« A Dubious Enterprise | Main | Say It Ain't So! »
October 29, 2005
Turtle Bay Blues
Paul Volcker certainly exposed a quagmire of malfeasance, corruption and what's apparently come to be accepted as "business as usual" at the U.N.
October 29, 2005 -- Paul Volcker's final report on his investigation of the United Nations' $64 billion Iraqi Oil-for-Food program is a stunning indictment of, well, the entire United Nations. Yes, Saddam Hussein himself pocketed $1.8 billion through kickbacks alone from a program that was meant to feed his nation's starving people — endangered by the economic sanctions he himself had provoked by his violations of the 1991 Gulf War ceasefire accords.Yes, fully half of the 4,500 companies involved in the program — many of them recognizable corporate names — kicked back funds to Saddam's regime in order to land lucrative oil contracts.
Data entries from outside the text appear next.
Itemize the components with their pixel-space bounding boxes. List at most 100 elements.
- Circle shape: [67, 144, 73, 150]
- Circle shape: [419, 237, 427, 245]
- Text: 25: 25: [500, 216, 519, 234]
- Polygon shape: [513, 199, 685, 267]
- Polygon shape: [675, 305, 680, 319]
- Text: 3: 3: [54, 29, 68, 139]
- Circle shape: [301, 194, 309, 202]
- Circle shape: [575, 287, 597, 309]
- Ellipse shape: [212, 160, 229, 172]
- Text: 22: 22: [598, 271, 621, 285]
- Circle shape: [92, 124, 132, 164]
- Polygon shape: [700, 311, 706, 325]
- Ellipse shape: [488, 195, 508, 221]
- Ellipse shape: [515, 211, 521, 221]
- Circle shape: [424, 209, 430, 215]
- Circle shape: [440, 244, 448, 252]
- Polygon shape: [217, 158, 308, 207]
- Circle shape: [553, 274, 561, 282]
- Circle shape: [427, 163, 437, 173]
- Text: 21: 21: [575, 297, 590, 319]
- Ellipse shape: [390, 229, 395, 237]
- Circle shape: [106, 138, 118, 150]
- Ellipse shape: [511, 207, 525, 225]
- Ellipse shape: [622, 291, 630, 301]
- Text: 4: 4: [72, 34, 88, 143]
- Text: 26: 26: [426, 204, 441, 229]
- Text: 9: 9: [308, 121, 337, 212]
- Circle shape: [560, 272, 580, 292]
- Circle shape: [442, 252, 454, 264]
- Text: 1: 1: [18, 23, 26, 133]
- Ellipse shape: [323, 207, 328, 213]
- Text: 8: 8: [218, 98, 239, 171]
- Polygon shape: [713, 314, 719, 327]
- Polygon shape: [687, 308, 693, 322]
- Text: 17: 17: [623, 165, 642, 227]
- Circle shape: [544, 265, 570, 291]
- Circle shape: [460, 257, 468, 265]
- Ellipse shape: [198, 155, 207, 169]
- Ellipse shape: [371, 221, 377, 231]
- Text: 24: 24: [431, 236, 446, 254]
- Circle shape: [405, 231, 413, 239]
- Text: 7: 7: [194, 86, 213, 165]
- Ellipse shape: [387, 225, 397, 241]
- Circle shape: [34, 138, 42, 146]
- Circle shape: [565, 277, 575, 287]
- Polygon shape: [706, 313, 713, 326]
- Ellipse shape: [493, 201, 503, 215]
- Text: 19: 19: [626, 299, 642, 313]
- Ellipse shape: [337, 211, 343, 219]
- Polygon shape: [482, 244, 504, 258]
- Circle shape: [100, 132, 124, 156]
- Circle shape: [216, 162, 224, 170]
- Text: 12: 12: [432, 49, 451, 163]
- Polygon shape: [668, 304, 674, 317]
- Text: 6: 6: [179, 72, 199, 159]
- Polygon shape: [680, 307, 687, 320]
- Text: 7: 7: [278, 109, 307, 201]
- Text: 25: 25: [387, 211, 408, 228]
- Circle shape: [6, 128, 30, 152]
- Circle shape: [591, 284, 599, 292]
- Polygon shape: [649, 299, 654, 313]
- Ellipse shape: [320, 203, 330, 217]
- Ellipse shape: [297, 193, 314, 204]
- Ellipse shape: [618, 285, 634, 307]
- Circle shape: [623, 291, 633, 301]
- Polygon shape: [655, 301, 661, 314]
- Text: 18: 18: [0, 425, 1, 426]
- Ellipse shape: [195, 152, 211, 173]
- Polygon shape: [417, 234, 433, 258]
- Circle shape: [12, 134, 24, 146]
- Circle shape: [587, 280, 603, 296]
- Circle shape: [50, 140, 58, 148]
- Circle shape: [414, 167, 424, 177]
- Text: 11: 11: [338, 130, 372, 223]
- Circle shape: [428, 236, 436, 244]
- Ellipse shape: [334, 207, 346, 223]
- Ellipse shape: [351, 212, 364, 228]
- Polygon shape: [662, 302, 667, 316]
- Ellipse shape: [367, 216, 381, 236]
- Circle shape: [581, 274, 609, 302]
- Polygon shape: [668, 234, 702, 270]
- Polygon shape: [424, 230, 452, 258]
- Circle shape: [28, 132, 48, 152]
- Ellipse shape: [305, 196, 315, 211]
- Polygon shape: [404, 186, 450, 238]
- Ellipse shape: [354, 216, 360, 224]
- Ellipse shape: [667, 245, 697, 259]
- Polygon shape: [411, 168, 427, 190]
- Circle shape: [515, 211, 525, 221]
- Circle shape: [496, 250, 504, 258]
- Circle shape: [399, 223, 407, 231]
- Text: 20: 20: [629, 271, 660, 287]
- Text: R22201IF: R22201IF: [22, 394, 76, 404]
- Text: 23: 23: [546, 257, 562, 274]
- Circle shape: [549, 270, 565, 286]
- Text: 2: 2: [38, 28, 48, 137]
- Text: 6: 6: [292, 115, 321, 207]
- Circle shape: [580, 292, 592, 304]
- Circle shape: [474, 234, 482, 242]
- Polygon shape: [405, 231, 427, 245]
And, yes, political figures from around the world — especially from Russia and France — landed contracts in direct proportion to their willingness to oppose continued sanctions against Iraq.
George Galloway, the malignant British parliament member who was Saddam's virtual mouthpiece in the run-up to the war, appears to have pocketed $270,000, funneled through his (now estranged) Palestinian wife.
Fr. Jean-Marie Benjamin, a former top aide to the Vatican's secretary of state who had formed an anti-sanctions group, and France's former U.N. ambassador, Jean-Bertrand Merrimee, both got six-figure deals.
Some were simply profiteers — like Marc Rich, the fugitive financier who was spared a U.S. prison term for tax evasion thanks to a last-minute presidential pardon from Bill Clinton.
Read on...
One wonders, however, why the former Chairman of the Board of Governors of the Federal Reserve spared Kofi Annan.
As for Annan himself, we don't really know the full extent of his culpability, beyond his son Kojo's widely reported involvement in oil contracts.Volcker, you see, has admitted taking care that his investigation not result in Annan's being toppled from his post.
"I felt uncomfortably," he said, of the point where he realized Annan might lose his job.
Really?
Well, we feel uncomfortably that Annan still has his job.